Smoke Show / By Clint Burnham

By Clint Burnham. Arsenal Pulp Press, 187 pp, $18.95, softcover.

The action's always elsewhere. Someone, we're not sure who, is going to get offed in prison. Someone else, maybe someone's mom, is going to go trekking on the wild West Coast. Someone knows someone who was once a goalie for the Kings. But for the suburban protagonists of Clint Burnham's first novel, Smoke Show, scoring the weekly baggie is about as exciting as it gets. Maybe they'll get laid. Maybe they'll find a new stereo in the Buy & Sell. Life is measured out in the daily grind of the dead-end job and the monthly pulse of the welfare cheque.

This is loser fiction, and against all odds it's wildly compelling.

You wouldn't think so from a random scan of these pages, which might generate something like this:

"Hey. So how you guys doin'?"
"Hey.
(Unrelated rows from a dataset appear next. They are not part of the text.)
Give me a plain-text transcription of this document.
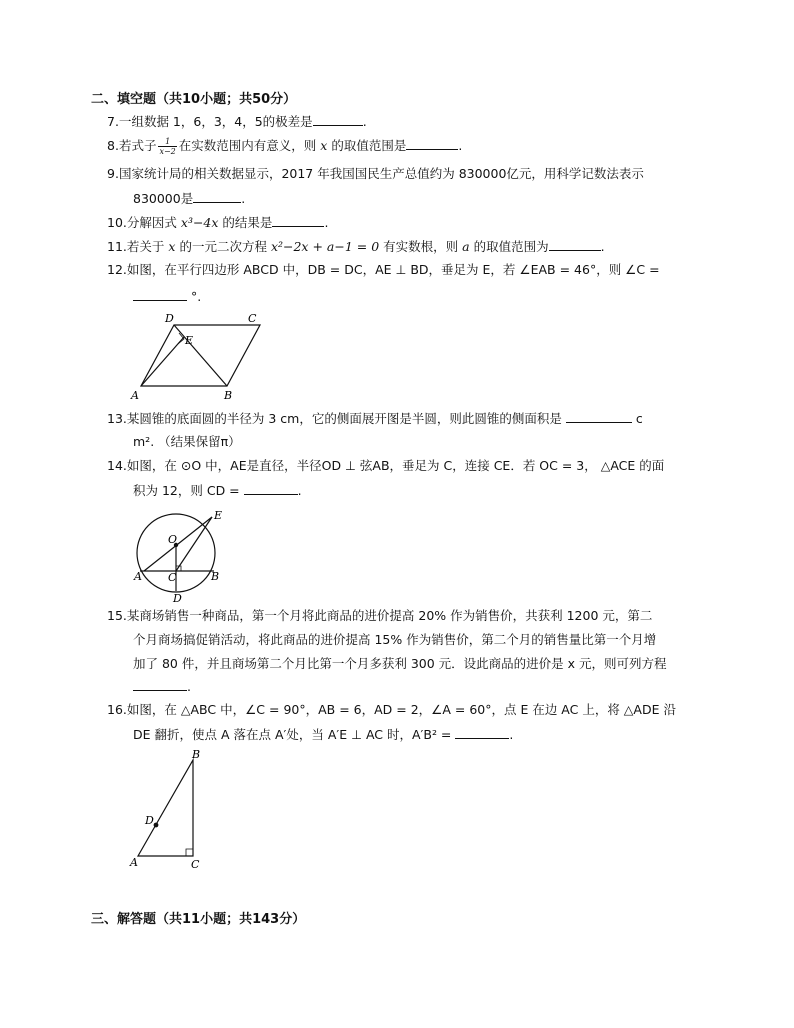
二、填空题（共10小题；共50分）
7.一组数据 1，6，3，4，5的极差是	.
8.若式子 $\frac{1}{x-2}$ 在实数范围内有意义，则 x 的取值范围是	.
9.国家统计局的相关数据显示，2017 年我国国民生产总值约为 830000亿元，用科学记数法表示
830000是	.
10.分解因式 x³−4x 的结果是	.
11.若关于 x 的一元二次方程 x²−2x + a−1 = 0 有实数根，则 a 的取值范围为	.
12.如图，在平行四边形 ABCD 中，DB = DC，AE ⊥ BD，垂足为 E，若 ∠EAB = 46°，则 ∠C =
°.
D	C
E
A	B
13.某圆锥的底面圆的半径为 3 cm，它的侧面展开图是半圆，则此圆锥的侧面积是	c
m². （结果保留π）
14.如图，在 ⊙O 中，AE是直径，半径OD ⊥ 弦AB，垂足为 C，连接 CE．若 OC = 3， △ACE 的面
积为 12，则 CD =	.
E
O
A C	B
D
15.某商场销售一种商品，第一个月将此商品的进价提高 20% 作为销售价，共获利 1200 元，第二
个月商场搞促销活动，将此商品的进价提高 15% 作为销售价，第二个月的销售量比第一个月增
加了 80 件，并且商场第二个月比第一个月多获利 300 元．设此商品的进价是 x 元，则可列方程
.
16.如图，在 △ABC 中，∠C = 90°，AB = 6，AD = 2，∠A = 60°，点 E 在边 AC 上，将 △ADE 沿
DE 翻折，使点 A 落在点 A′处，当 A′E ⊥ AC 时，A′B² =	.
B
D
A	C
三、解答题（共11小题；共143分）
Not bad."
"Yeah, so come on in."
"So what've you been up to?"
"Oh, you know."
"Yeah?"
"Usual. You know."
"Yeah, Good. So."

This, by the way, is the verbal ballet that precedes a penny-ante drug deal, an undertaking that requires its own cryptic vocabulary. Burnham's protagonists are buying an eighth for 45, and while this makes them fluent in the language of hydro sales, they can barely organize a trip to the lake, let alone articulate any sense of how they want to live. Yet Burnham's ear for the music of their speech is so keen that we're gradually seduced by its ordinariness; what at first might seem a shallow, postmodern conceit is shown to be layered, consequential, real. Like a good documentary, Smoke Show reveals without condescension.
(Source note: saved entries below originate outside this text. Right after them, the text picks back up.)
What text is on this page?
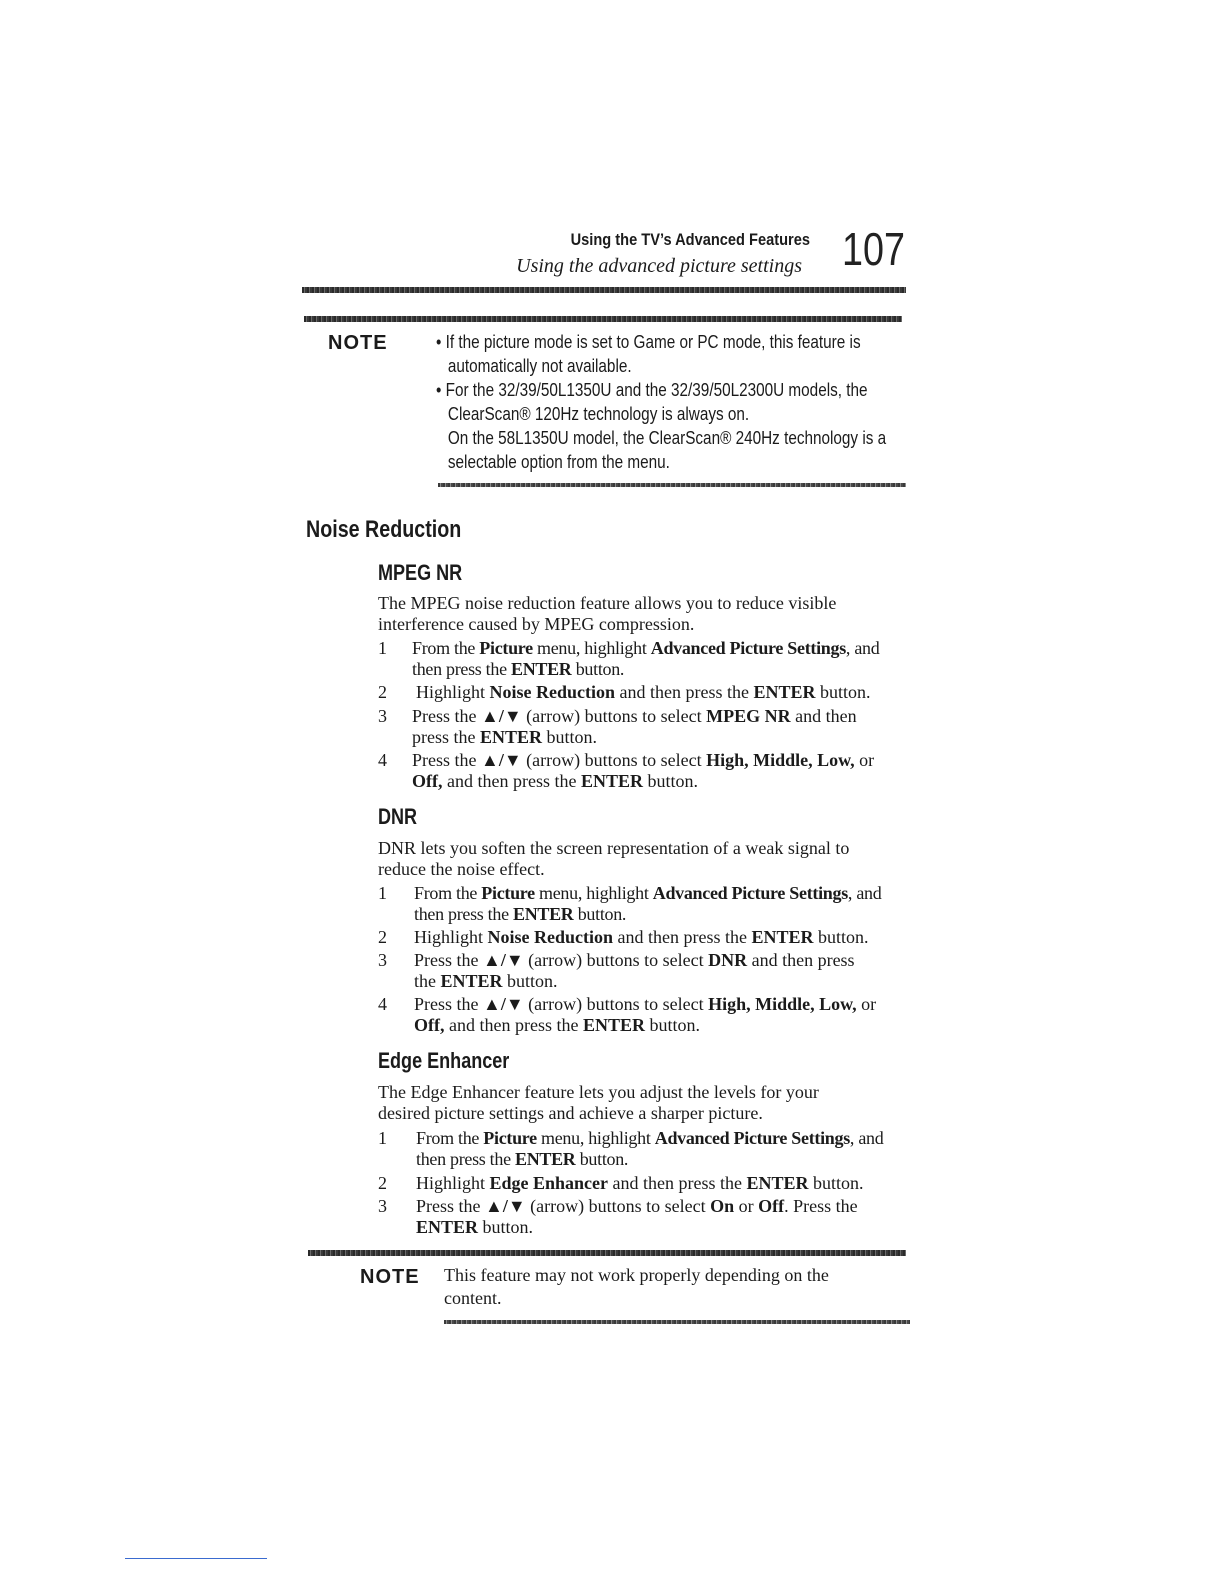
Using the TV’s Advanced Features
Using the advanced picture settings 107
NOTE	• If the picture mode is set to Game or PC mode, this feature is

automatically not available.

• For the 32/39/50L1350U and the 32/39/50L2300U models, the

ClearScan® 120Hz technology is always on.

On the 58L1350U model, the ClearScan® 240Hz technology is a

selectable option from the menu.

Noise Reduction
MPEG NR
The MPEG noise reduction feature allows you to reduce visible
interference caused by MPEG compression.
1	From the Picture menu, highlight Advanced Picture Settings, and
then press the ENTER button.
2	Highlight Noise Reduction and then press the ENTER button.
3	Press the ▲/▼ (arrow) buttons to select MPEG NR and then
press the ENTER button.
4	Press the ▲/▼ (arrow) buttons to select High, Middle, Low, or
Off, and then press the ENTER button.
DNR
DNR lets you soften the screen representation of a weak signal to
reduce the noise effect.
1	From the Picture menu, highlight Advanced Picture Settings, and
then press the ENTER button.
2	Highlight Noise Reduction and then press the ENTER button.
3	Press the ▲/▼ (arrow) buttons to select DNR and then press
the ENTER button.
4	Press the ▲/▼ (arrow) buttons to select High, Middle, Low, or
Off, and then press the ENTER button.
Edge Enhancer
The Edge Enhancer feature lets you adjust the levels for your
desired picture settings and achieve a sharper picture.
1	From the Picture menu, highlight Advanced Picture Settings, and
then press the ENTER button.
2	Highlight Edge Enhancer and then press the ENTER button.
3	Press the ▲/▼ (arrow) buttons to select On or Off. Press the
ENTER button.
NOTE This feature may not work properly depending on the
content.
It's true that characters such as Jimmy, Jeff, and Jesse fail to fully emerge from the haze of their own imprecision-and from Burnham's cunning circumvention of linear narrative. But the conditions that keep them vague are satisfactorily outlined: their buffer-zone environment; the drugs that fog their nights and, often, their afternoons. They're not exactly victims, these smoky, shadowy young adults: they have cars, lovers, pocket change, wicked tunes. But their inability to conceive of more renders them emblematic of contemporary life. Anyone who finds their plight familiar will be moved, but not comforted, by this accomplished first fiction.

Clint Burnham appears next Thursday (October 27) at 8 p.m. at Performance Works.